Fish body geometry is highly variable across species, affecting the fluid-body interactions fish rely on for habitat choice, feeding, predator avoidance and spawning. We hypothesize that fish body geometry may substantially influence the velocity experienced by fish swimming. To test this hypothesis, we built nine full-scale physical prototypes of common freshwater fish species. The prototypes were placed in a large laboratory flume and upstream time-averaged velocity profiles were measured with increasing distance from the anterior-most location of each body. The measurements revealed that the body geometry can have a significant influence on the velocity profile, reducing the flow field at a distance of one body length upstream of the fish. Furthermore, it was found that the upstream velocity profiles from the nine fish species investigated in this study can be normalized to a single fit curve based on the freestream velocity and fish body length under subcritical flow conditions. These findings are significant, because they show that conventional point velocity measurements overlook the reducing effect of the fish body on the upstream flow field, creating a systematically biased representation of the velocity experienced by fish in subcritical flowing waters. This bias is illustrated by velocity field maps created with and without the presence of the physical models for three different fish species. Finally, we provide an example of how point velocity measurements can be recalculated to provide upstream velocity field maps closer to “the fish’s perspective”.

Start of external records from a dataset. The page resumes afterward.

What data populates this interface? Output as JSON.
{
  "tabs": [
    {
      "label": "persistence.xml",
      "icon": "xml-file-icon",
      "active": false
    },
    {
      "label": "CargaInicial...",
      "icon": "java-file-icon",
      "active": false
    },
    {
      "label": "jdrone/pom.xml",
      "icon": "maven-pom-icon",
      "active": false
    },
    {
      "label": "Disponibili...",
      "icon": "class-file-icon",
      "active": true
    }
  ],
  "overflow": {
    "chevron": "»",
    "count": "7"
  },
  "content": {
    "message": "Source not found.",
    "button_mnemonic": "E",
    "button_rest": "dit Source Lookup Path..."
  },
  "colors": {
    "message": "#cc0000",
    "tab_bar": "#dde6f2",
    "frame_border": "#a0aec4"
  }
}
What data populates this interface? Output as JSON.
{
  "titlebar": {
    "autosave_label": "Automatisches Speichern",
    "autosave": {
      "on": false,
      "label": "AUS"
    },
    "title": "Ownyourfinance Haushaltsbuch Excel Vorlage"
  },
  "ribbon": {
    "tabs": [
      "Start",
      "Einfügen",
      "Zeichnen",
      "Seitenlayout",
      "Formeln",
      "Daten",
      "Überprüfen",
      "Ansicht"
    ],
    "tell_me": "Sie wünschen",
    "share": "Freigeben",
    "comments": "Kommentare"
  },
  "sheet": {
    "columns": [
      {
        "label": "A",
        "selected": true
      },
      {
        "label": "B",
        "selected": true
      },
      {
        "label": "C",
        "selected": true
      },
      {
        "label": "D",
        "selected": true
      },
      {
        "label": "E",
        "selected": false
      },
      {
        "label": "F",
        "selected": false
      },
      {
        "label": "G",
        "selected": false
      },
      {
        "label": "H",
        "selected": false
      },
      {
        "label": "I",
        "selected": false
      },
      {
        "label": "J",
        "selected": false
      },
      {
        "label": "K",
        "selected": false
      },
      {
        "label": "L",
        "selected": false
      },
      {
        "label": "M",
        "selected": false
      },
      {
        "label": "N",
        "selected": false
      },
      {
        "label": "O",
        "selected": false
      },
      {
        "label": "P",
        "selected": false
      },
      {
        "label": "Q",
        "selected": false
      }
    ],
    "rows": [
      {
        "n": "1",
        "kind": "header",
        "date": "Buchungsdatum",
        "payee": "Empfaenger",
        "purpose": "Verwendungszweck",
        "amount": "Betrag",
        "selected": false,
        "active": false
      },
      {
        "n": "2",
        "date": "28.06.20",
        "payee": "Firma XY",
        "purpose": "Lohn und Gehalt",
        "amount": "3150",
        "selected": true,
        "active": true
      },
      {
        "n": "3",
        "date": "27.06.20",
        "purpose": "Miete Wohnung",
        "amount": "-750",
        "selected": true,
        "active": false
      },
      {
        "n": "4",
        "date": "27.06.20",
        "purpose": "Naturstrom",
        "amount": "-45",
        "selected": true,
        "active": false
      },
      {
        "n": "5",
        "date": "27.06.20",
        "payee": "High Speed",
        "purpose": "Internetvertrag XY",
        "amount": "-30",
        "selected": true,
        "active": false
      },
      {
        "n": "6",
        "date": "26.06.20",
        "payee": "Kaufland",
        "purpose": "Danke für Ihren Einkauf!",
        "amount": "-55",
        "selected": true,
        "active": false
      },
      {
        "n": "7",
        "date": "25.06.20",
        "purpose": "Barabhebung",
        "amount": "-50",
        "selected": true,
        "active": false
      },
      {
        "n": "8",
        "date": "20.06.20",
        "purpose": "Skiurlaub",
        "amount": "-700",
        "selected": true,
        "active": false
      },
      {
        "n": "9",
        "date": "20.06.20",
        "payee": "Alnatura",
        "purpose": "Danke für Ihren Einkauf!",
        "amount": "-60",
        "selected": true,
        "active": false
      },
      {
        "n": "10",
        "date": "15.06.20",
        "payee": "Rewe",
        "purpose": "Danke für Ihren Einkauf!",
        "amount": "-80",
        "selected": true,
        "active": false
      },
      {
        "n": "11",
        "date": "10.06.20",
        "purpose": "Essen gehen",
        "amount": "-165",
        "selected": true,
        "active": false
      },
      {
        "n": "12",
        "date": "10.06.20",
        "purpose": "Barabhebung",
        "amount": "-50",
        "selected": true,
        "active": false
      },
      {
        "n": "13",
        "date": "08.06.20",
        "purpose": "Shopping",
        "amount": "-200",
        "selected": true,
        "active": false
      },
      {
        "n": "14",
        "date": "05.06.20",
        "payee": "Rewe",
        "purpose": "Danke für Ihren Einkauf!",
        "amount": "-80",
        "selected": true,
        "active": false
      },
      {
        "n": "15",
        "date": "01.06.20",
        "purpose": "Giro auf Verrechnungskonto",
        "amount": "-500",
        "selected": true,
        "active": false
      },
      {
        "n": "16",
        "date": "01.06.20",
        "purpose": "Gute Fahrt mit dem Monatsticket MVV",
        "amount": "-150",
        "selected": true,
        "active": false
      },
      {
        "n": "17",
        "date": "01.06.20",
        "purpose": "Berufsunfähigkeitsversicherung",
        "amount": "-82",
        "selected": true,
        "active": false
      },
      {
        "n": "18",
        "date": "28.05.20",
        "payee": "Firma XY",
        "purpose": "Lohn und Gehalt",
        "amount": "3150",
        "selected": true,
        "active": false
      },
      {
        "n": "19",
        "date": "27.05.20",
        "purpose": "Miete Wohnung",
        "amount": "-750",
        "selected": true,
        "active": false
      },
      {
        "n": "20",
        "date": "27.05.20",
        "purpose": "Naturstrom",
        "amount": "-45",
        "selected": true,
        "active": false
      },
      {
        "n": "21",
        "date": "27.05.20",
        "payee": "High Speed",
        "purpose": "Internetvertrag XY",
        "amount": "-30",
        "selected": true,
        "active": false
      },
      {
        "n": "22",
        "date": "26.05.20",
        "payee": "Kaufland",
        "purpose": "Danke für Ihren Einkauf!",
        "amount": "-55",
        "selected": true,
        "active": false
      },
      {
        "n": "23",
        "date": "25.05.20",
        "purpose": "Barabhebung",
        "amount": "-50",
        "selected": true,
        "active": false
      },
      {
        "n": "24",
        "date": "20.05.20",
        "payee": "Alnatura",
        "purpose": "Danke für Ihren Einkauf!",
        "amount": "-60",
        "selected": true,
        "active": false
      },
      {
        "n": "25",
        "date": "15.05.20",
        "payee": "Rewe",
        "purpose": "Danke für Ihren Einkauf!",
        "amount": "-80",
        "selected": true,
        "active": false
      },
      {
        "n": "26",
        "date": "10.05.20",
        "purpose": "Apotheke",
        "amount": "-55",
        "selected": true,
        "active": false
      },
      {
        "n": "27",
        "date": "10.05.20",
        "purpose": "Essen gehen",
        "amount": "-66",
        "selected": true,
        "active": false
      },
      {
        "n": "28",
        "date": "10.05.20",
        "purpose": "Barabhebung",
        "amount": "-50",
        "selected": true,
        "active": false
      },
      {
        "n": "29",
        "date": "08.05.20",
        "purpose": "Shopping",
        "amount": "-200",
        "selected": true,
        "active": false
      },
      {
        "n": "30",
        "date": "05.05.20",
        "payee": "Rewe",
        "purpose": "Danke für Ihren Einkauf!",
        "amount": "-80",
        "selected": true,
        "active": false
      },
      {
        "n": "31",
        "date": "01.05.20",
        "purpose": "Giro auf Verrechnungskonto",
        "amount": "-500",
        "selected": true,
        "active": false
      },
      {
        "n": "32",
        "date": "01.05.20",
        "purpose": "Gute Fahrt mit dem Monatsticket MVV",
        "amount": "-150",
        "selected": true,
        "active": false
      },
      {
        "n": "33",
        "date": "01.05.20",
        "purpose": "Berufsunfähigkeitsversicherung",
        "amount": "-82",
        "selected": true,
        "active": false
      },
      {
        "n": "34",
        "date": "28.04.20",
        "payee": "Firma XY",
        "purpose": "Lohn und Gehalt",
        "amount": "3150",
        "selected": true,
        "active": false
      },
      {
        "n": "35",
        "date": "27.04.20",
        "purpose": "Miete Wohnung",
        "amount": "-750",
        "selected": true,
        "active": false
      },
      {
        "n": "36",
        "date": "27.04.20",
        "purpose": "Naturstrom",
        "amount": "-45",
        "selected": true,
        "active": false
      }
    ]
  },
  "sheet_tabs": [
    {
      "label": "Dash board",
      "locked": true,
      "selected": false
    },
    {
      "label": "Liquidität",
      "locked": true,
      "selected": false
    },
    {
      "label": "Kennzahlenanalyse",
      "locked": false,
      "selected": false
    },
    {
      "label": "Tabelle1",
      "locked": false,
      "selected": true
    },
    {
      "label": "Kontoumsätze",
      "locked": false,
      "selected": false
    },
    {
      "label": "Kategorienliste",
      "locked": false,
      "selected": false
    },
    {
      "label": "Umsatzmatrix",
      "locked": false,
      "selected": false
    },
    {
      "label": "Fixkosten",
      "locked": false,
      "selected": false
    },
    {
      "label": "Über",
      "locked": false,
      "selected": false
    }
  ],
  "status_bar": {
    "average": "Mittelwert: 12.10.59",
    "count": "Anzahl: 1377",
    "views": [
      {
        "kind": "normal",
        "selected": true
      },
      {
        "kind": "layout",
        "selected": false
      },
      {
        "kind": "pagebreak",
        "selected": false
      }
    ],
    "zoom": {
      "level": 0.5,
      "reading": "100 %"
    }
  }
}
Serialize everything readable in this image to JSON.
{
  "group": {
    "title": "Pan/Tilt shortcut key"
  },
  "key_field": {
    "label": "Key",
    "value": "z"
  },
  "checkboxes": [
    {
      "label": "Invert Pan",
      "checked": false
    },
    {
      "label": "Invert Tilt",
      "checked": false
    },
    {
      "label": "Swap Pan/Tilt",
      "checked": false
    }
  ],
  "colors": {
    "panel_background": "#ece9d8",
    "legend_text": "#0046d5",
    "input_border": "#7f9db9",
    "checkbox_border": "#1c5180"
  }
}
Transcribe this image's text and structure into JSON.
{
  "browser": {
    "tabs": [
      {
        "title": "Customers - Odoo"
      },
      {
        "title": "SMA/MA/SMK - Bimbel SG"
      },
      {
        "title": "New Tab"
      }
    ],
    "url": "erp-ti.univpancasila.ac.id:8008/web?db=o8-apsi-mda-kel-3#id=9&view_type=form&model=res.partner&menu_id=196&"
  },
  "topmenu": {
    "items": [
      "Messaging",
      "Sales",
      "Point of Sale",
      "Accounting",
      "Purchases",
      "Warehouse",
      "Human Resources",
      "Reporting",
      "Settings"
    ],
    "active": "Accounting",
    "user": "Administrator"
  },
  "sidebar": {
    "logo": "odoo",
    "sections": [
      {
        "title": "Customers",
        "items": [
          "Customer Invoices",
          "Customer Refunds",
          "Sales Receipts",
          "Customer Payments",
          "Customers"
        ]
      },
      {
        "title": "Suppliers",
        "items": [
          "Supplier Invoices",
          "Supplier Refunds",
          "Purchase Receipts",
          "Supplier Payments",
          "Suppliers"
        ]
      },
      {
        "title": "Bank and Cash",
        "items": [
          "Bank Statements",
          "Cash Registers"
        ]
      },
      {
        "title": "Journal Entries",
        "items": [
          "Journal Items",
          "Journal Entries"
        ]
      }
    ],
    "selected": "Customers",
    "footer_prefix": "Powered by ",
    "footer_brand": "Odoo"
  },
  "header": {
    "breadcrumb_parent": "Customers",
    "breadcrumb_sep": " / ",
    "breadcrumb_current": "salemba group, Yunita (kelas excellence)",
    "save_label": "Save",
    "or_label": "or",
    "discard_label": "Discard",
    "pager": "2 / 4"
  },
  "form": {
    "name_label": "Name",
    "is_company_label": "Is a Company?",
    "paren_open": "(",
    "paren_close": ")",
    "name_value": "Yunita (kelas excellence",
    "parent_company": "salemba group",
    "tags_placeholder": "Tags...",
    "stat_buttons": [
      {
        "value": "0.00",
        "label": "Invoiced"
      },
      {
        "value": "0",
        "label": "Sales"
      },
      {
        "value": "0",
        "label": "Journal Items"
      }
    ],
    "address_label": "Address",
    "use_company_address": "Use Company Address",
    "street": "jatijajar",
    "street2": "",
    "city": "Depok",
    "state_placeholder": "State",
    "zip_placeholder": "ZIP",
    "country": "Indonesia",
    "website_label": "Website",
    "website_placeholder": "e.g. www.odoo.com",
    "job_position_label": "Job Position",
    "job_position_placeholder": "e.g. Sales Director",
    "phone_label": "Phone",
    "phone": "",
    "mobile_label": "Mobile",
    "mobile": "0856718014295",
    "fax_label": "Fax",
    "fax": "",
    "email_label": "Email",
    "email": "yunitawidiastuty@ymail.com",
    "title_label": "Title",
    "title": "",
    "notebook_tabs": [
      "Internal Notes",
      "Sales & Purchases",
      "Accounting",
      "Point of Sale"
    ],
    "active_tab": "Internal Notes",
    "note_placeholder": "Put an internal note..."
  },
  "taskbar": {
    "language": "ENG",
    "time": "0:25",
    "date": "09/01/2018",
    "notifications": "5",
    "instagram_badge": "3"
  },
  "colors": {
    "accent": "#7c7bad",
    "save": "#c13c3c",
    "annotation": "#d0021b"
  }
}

鱼体几何形状因物种而异，影响了鱼类依赖于栖息地选择、觅食、避开捕食者和产卵的流体-体相互作用。我们假设鱼体几何形状可能会显着影响鱼游动的速度。为了验证这一假设，我们构建了九种常见淡水鱼类的全尺寸物理原型。原型被放置在一个大型实验室水槽中，随着与每个物体最前面位置的距离增加，测量上游时间平均速度剖面。测量结果表明，身体几何形状可以对速度剖面产生显着影响，从而减少鱼上游一个身体长度距离处的流场。此外，发现本研究中研究的九种鱼类的上游速度剖面可以根据亚临界流动条件下的自由流速度和鱼体长度归一化为单一拟合曲线。这些发现意义重大，因为它们表明传统的点速度测量忽略了鱼体对上游流场的降低影响，从而对鱼在亚临界流动水中所经历的速度产生了系统性的偏差表示。这种偏差通​​过速度场图来说明，无论是否存在三种不同鱼类的物理模型。最后，我们提供了一个示例，说明如何重新计算点速度测量值以提供更接近“鱼的视角”的上游速度场图。